Bug 2 – APT Hook Over-Triggering (February 12, 2026)

The APT hook used DPkg::Post-Invoke, which fires on every package operation – not just kernel upgrades. Installing an unrelated package like sysstat triggered a full DKMS rebuild, which overwrote working ZFS modules with incomplete builds.

This destroyed ZFS functionality after routine package installations.

Fix: Split into two hooks:

  1. A detection hook that sets a flag file only when kernel or ZFS packages are touched
  2. A conditional hook that runs only when the flag file exists

Current Approach

After two rounds of fixes, the architecture is deliberately conservative:

APT hooks do backups only – no automatic DKMS rebuilds.

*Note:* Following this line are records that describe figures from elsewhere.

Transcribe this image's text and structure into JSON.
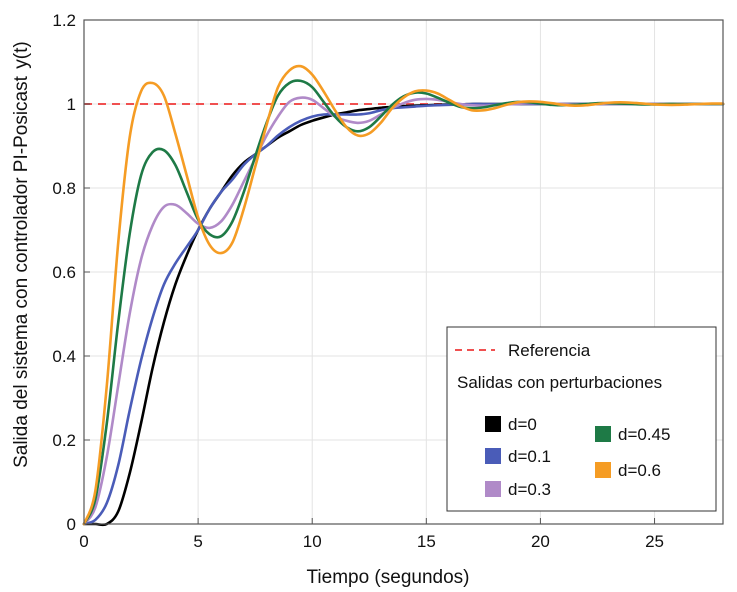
{
  "chart_data": {
    "type": "line",
    "title": "",
    "xlabel": "Tiempo (segundos)",
    "ylabel": "Salida del sistema con controlador PI-Posicast",
    "ylabel_extra": "y(t)",
    "xlim": [
      0,
      28
    ],
    "ylim": [
      0,
      1.2
    ],
    "xticks": [
      "0",
      "5",
      "10",
      "15",
      "20",
      "25"
    ],
    "yticks": [
      "0",
      "0.2",
      "0.4",
      "0.6",
      "0.8",
      "1",
      "1.2"
    ],
    "grid": true,
    "legend": {
      "placement": "bottom-right",
      "reference_label": "Referencia",
      "group_title": "Salidas con perturbaciones"
    },
    "reference": {
      "name": "Referencia",
      "value": 1.0,
      "color": "#f05050",
      "style": "dashed"
    },
    "x": [
      0,
      0.5,
      1,
      1.5,
      2,
      2.5,
      3,
      3.5,
      4,
      4.5,
      5,
      5.5,
      6,
      6.5,
      7,
      7.5,
      8,
      8.5,
      9,
      9.5,
      10,
      10.5,
      11,
      11.5,
      12,
      12.5,
      13,
      13.5,
      14,
      14.5,
      15,
      15.5,
      16,
      16.5,
      17,
      17.5,
      18,
      18.5,
      19,
      19.5,
      20,
      20.5,
      21,
      21.5,
      22,
      22.5,
      23,
      23.5,
      24,
      24.5,
      25,
      25.5,
      26,
      26.5,
      27,
      27.5,
      28
    ],
    "series": [
      {
        "name": "d=0",
        "color": "#000000",
        "values": [
          0,
          0,
          0,
          0.03,
          0.12,
          0.24,
          0.37,
          0.48,
          0.57,
          0.64,
          0.7,
          0.75,
          0.79,
          0.83,
          0.86,
          0.88,
          0.9,
          0.92,
          0.935,
          0.95,
          0.96,
          0.968,
          0.975,
          0.98,
          0.985,
          0.988,
          0.991,
          0.993,
          0.995,
          0.996,
          0.997,
          0.998,
          0.999,
          0.999,
          1,
          1,
          1,
          1,
          1,
          1,
          1,
          1,
          1,
          1,
          1,
          1,
          1,
          1,
          1,
          1,
          1,
          1,
          1,
          1,
          1,
          1,
          1
        ]
      },
      {
        "name": "d=0.1",
        "color": "#4a5cb8",
        "values": [
          0,
          0.01,
          0.05,
          0.14,
          0.27,
          0.39,
          0.49,
          0.57,
          0.62,
          0.66,
          0.7,
          0.75,
          0.79,
          0.82,
          0.855,
          0.88,
          0.9,
          0.925,
          0.945,
          0.96,
          0.97,
          0.975,
          0.975,
          0.975,
          0.975,
          0.978,
          0.985,
          0.99,
          0.992,
          0.994,
          0.996,
          0.997,
          0.998,
          0.999,
          1,
          1,
          1,
          1,
          1,
          1,
          1,
          1,
          1,
          1,
          1,
          1,
          1,
          1,
          1,
          1,
          1,
          1,
          1,
          1,
          1,
          1,
          1
        ]
      },
      {
        "name": "d=0.3",
        "color": "#b08ac8",
        "values": [
          0,
          0.04,
          0.16,
          0.33,
          0.5,
          0.63,
          0.71,
          0.755,
          0.76,
          0.74,
          0.715,
          0.705,
          0.72,
          0.76,
          0.815,
          0.87,
          0.925,
          0.97,
          1.005,
          1.015,
          1.01,
          0.99,
          0.97,
          0.96,
          0.955,
          0.96,
          0.975,
          0.99,
          1.002,
          1.01,
          1.012,
          1.01,
          1.005,
          1,
          0.997,
          0.996,
          0.997,
          0.999,
          1,
          1.002,
          1.002,
          1.001,
          1,
          0.999,
          0.999,
          1,
          1,
          1,
          1,
          1,
          1,
          1,
          1,
          1,
          1,
          1,
          1
        ]
      },
      {
        "name": "d=0.45",
        "color": "#1e7a46",
        "values": [
          0,
          0.06,
          0.24,
          0.48,
          0.69,
          0.83,
          0.885,
          0.89,
          0.855,
          0.79,
          0.725,
          0.69,
          0.685,
          0.72,
          0.79,
          0.875,
          0.955,
          1.02,
          1.05,
          1.055,
          1.04,
          1.005,
          0.97,
          0.945,
          0.935,
          0.945,
          0.97,
          0.998,
          1.018,
          1.027,
          1.025,
          1.015,
          1.003,
          0.993,
          0.99,
          0.992,
          0.997,
          1.002,
          1.005,
          1.004,
          1.001,
          0.998,
          0.997,
          0.998,
          1,
          1.002,
          1.002,
          1.001,
          1,
          0.999,
          0.999,
          1,
          1,
          1,
          1,
          1,
          1
        ]
      },
      {
        "name": "d=0.6",
        "color": "#f59c24",
        "values": [
          0,
          0.08,
          0.33,
          0.67,
          0.92,
          1.03,
          1.05,
          1.02,
          0.93,
          0.83,
          0.73,
          0.665,
          0.645,
          0.67,
          0.75,
          0.85,
          0.95,
          1.04,
          1.08,
          1.09,
          1.07,
          1.03,
          0.985,
          0.945,
          0.925,
          0.93,
          0.955,
          0.99,
          1.015,
          1.03,
          1.032,
          1.025,
          1.01,
          0.995,
          0.985,
          0.985,
          0.99,
          0.998,
          1.004,
          1.006,
          1.005,
          1.002,
          0.998,
          0.996,
          0.997,
          1,
          1.003,
          1.004,
          1.003,
          1.001,
          0.999,
          0.998,
          0.998,
          0.999,
          1,
          1.001,
          1.001
        ]
      }
    ]
  }
}
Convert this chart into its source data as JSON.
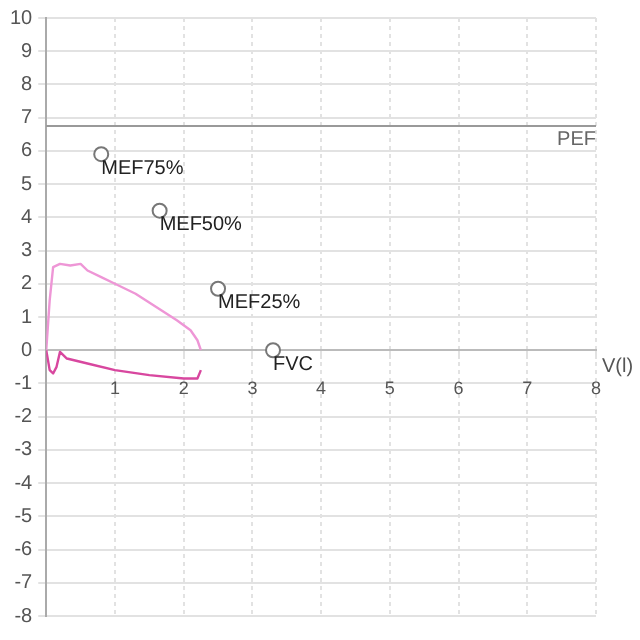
{
  "chart_data": {
    "type": "line",
    "xlabel": "V(l)",
    "xlim": [
      0,
      8
    ],
    "xticks": [
      1,
      2,
      3,
      4,
      5,
      6,
      7,
      8
    ],
    "ylim": [
      -8,
      10
    ],
    "yticks": [
      -8,
      -7,
      -6,
      -5,
      -4,
      -3,
      -2,
      -1,
      0,
      1,
      2,
      3,
      4,
      5,
      6,
      7,
      8,
      9,
      10
    ],
    "grid": true,
    "legend": false,
    "series": [
      {
        "type": "line",
        "color": "#ee96d6",
        "marker": "none",
        "x": [
          0,
          0.05,
          0.1,
          0.2,
          0.35,
          0.5,
          0.6,
          0.8,
          1.0,
          1.3,
          1.6,
          1.9,
          2.1,
          2.2,
          2.25
        ],
        "values": [
          0,
          1.5,
          2.5,
          2.6,
          2.55,
          2.6,
          2.4,
          2.2,
          2.0,
          1.7,
          1.3,
          0.9,
          0.6,
          0.3,
          0
        ]
      },
      {
        "color": "#d8479f",
        "marker": "none",
        "x": [
          0,
          0.05,
          0.1,
          0.15,
          0.2,
          0.3,
          0.6,
          1.0,
          1.5,
          2.0,
          2.2,
          2.25
        ],
        "values": [
          0,
          -0.6,
          -0.7,
          -0.5,
          -0.05,
          -0.25,
          -0.4,
          -0.6,
          -0.75,
          -0.85,
          -0.85,
          -0.6
        ]
      },
      {
        "type": "scatter",
        "color": "#777777",
        "marker": "circle",
        "x": [
          0.8,
          1.65,
          2.5,
          3.3
        ],
        "values": [
          5.9,
          4.2,
          1.85,
          0
        ]
      }
    ],
    "ref_lines": [
      {
        "axis": "y",
        "value": 6.75,
        "label": "PEF",
        "color": "#999999"
      }
    ],
    "annotations": [
      {
        "text": "MEF75%",
        "x": 0.8,
        "y": 5.9
      },
      {
        "text": "MEF50%",
        "x": 1.65,
        "y": 4.2
      },
      {
        "text": "MEF25%",
        "x": 2.5,
        "y": 1.85
      },
      {
        "text": "FVC",
        "x": 3.3,
        "y": 0
      }
    ]
  }
}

When a kernel or ZFS package is upgraded, the hooks:

DKMS rebuilds for the new kernel are performed manually, with the operator in control.
On ARM64 hardware, this matters: the currently fanless RK3399 SoC in the RockPro64 hit 90–91°C during parallel DKMS builds and rebooted mid-build. The safe build command is single-threaded:

sudo MAKEFLAGS="-j1" dkms install zfs/2.4.0 -k <new-kernel-version>

Production Deployment

Running on a RockPro64 (Armbian 25, Ubuntu 24.04 base, aarch64):

The same RockPro64 is also a test system for the tailscaled dedicated logging work I’m doing, running Armbian’s zram-based /var/log with the custom sync timer.


References

Jeff Bonwick led the original ZFS development at Sun Microsystems. He and his team designed ZFS from the ground up with data integrity, pooled storage, and copy-on-write semantics as first-class goals – a significant departure from traditional filesystem design of the time.

Brian Behlendorf has been a primary maintainer and driving force behind the OpenZFS project, which brought ZFS to Linux and other platforms under a consolidated open source effort. The ZFS on Linux work that makes this project possible exists in large part due to his sustained contributions.